According to the most recent data (2011–2013), 62% of women of childbearing age (15–44 years) use some method of contraception. Of these “contracepting” women, about 25% reported relying on permanent contraception, making it one of the most common methods of contraception used by women in the United States (FIGURE 1).1,2 Women either can choose to have a permanent contraception procedure performed immediately postpartum, which occurs after approximately 9% of all hospital deliveries in the United States,3 or at a time separate from pregnancy.
The most common methods of permanent contraception include partial salpingectomy at the time of cesarean delivery or within 24 hours after vaginal delivery and laparoscopic occlusive procedures at a time unrelated to the postpartum period.3 Hysteroscopic occlusion of the tubal ostia is a newer option, introduced in 2002; its worldwide use is concentrated in the United States, which accounts for 80% of sales based on revenue.4
Historically, for procedures remote from pregnancy, the laparoscopic approach evolved with less sophisticated laparoscopic equipment and limited visualization, which resulted in efficiency and safety being the primary goals of the procedure.5 Accordingly, rapid occlusive procedures were commonplace. However, advancement of laparoscopic technology related to insufflation systems, surgical equipment, and video capabilities did not change this practice.

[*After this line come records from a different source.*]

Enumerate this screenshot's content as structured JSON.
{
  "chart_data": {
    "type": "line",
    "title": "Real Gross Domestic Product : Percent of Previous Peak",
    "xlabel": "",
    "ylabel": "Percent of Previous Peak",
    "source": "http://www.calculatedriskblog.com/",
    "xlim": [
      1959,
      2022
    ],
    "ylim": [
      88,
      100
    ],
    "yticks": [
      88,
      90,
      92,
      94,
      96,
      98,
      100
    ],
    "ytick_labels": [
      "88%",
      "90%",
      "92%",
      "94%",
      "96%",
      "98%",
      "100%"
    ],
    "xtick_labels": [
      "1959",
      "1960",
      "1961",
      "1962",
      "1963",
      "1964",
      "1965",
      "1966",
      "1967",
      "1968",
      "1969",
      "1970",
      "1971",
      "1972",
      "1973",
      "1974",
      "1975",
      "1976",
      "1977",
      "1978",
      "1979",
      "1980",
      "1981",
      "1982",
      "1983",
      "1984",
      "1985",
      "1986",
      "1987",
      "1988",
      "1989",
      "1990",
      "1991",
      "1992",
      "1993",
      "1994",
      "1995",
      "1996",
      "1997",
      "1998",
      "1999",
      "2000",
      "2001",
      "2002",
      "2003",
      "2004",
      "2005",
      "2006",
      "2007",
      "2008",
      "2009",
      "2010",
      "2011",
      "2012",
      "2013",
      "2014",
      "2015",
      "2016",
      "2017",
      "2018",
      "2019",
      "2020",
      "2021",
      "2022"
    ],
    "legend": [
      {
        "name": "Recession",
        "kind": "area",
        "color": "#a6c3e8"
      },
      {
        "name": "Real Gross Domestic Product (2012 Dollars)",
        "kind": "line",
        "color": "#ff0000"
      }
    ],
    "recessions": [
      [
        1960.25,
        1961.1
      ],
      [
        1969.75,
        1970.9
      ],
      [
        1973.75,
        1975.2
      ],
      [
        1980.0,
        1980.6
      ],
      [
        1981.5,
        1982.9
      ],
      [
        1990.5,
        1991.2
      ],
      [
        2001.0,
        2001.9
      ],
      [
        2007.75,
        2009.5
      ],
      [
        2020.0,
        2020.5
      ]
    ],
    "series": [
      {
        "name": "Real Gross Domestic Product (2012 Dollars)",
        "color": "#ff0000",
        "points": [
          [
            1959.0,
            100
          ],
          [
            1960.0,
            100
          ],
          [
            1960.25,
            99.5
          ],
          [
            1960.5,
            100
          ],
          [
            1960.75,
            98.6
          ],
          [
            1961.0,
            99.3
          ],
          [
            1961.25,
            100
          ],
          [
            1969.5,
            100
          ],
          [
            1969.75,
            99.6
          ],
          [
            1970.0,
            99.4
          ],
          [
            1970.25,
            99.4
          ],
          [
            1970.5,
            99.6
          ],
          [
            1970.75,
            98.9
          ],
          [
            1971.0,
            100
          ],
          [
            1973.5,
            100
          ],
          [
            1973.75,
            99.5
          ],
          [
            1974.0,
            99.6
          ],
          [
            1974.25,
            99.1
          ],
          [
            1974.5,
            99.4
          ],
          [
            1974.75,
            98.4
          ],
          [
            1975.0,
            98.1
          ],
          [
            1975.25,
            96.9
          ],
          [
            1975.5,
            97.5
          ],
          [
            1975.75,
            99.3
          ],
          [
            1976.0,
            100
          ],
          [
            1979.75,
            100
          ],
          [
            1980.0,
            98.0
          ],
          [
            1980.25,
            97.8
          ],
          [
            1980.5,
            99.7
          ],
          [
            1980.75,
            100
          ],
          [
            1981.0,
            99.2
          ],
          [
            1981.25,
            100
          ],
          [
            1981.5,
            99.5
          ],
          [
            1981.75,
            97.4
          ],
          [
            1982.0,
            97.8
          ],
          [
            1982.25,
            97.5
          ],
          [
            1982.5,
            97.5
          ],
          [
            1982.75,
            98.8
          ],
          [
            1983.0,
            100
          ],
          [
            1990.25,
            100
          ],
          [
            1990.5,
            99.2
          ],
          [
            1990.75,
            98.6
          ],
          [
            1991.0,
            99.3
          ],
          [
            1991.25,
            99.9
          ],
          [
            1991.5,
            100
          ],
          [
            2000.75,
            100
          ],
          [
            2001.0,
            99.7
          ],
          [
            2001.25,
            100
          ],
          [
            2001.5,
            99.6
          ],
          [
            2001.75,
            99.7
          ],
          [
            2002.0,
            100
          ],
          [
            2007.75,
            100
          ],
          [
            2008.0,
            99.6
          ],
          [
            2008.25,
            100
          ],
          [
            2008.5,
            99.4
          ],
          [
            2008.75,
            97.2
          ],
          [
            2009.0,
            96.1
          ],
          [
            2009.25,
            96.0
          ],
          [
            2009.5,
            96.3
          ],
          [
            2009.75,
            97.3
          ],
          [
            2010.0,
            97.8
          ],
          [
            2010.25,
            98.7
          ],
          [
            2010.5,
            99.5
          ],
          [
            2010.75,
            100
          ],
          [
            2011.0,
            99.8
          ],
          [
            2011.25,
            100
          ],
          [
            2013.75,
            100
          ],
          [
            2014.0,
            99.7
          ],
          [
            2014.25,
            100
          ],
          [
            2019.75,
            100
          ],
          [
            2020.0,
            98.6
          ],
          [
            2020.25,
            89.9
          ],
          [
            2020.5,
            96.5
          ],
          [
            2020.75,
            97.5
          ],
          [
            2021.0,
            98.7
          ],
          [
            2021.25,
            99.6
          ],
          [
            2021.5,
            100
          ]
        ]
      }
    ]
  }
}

Recent literature has suggested that complete fallopian tube removal provides additional benefits. With increasing knowledge about the origin of ovarian cancer, as well as increasing data to support the hypothesis that complete tubal excision results in increased ovarian cancer protection when compared with occlusive or partial salpingectomies, both the American College of Obstetricians and Gynecologists (ACOG)6 and the Society of Gynecologic Oncology (SGO)7 recommend discussing bilateral total salpingectomy with patients desiring permanent contraception. Although occlusive procedures decrease a woman’s lifetime risk of ovarian cancer by 24% to 34%,8,9 total salpingectomy likely reduces this risk by 49% to 65%.10,11
With this new evidence, McAlpine and colleagues initiated an educational campaign, targeting all ObGyns in British Columbia, which outlined the role of the fallopian tube in ovarian cancer and urged the consideration of total salpingectomy for permanent contraception in place of occlusive or partial salpingectomy procedures. They found that this one-time targeted education increased the use of total salpingectomy for permanent contraception from 0.5% at 2 years before the intervention to 33.3% by 2 years afterwards.12 On average, laparoscopic bilateral salpingectomy took 10 minutes longer to complete than occlusive procedures. Most importantly, they found no significant differences in complication rates, including hospital readmissions or blood transfusions.
Although our community can be applauded for the rapid uptake of concomitant bilateral salpingectomy at the time of benign hysterectomy,12,13 offering total salpingectomy for permanent contraception is far from common practice. Similarly, while multiple studies have been published to support the practice of opportunistic salpingectomy at the time of hysterectomy, little has been published about the use of bilateral salpingectomy for permanent contraception until this past year.
In this article, we review some of the first publications to focus specifically on the feasibility and safety profile of performing either immediate postpartum total salpingectomy or interval total salpingectomy in women desiring permanent contraception.
Family Planning experts are now strongly discouraging the use of terms like “sterilization,” “permanent sterilization,” and “tubal ligation” due to sterilization abuses that affected vulnerable and marginalized populations in the United States during the early-to mid-20th century.
In 1907, Indiana was the first state to enact a eugenics-based permanent sterilization law, which initiated an aggressive eugenics movement across the United States. This movement lasted for approximately 70 years and resulted in the sterilization of more than 60,000 women, men, and children against their will or without their knowledge. One of the major contributors to this movement was the state of California, which sterilized more than 20,000 women, men, and children.
They defined sterilization as a prophylactic measure that could simultaneously defend public health, preserve precious fiscal resources, and mitigate menace of the “unfit and feebleminded.” The US eugenics movement even inspired Hitler and the Nazi eugenics movement in Germany.
Because of these reproductive rights atrocities, a large counter movement to protect the rights of women, men, and children resulted in the creation of the Medicaid permanent sterilization consents that we still use today. Although some experts question whether the current Medicaid protective policy should be reevaluated, many are focused on the use of less offensive language when discussing the topic.
Current recommendations are to use the phrase “permanent contraception” or simply refer to the procedure name (salpingectomy, vasectomy, tubal occlusion, etc.) to move away from the connection to the eugenics movement.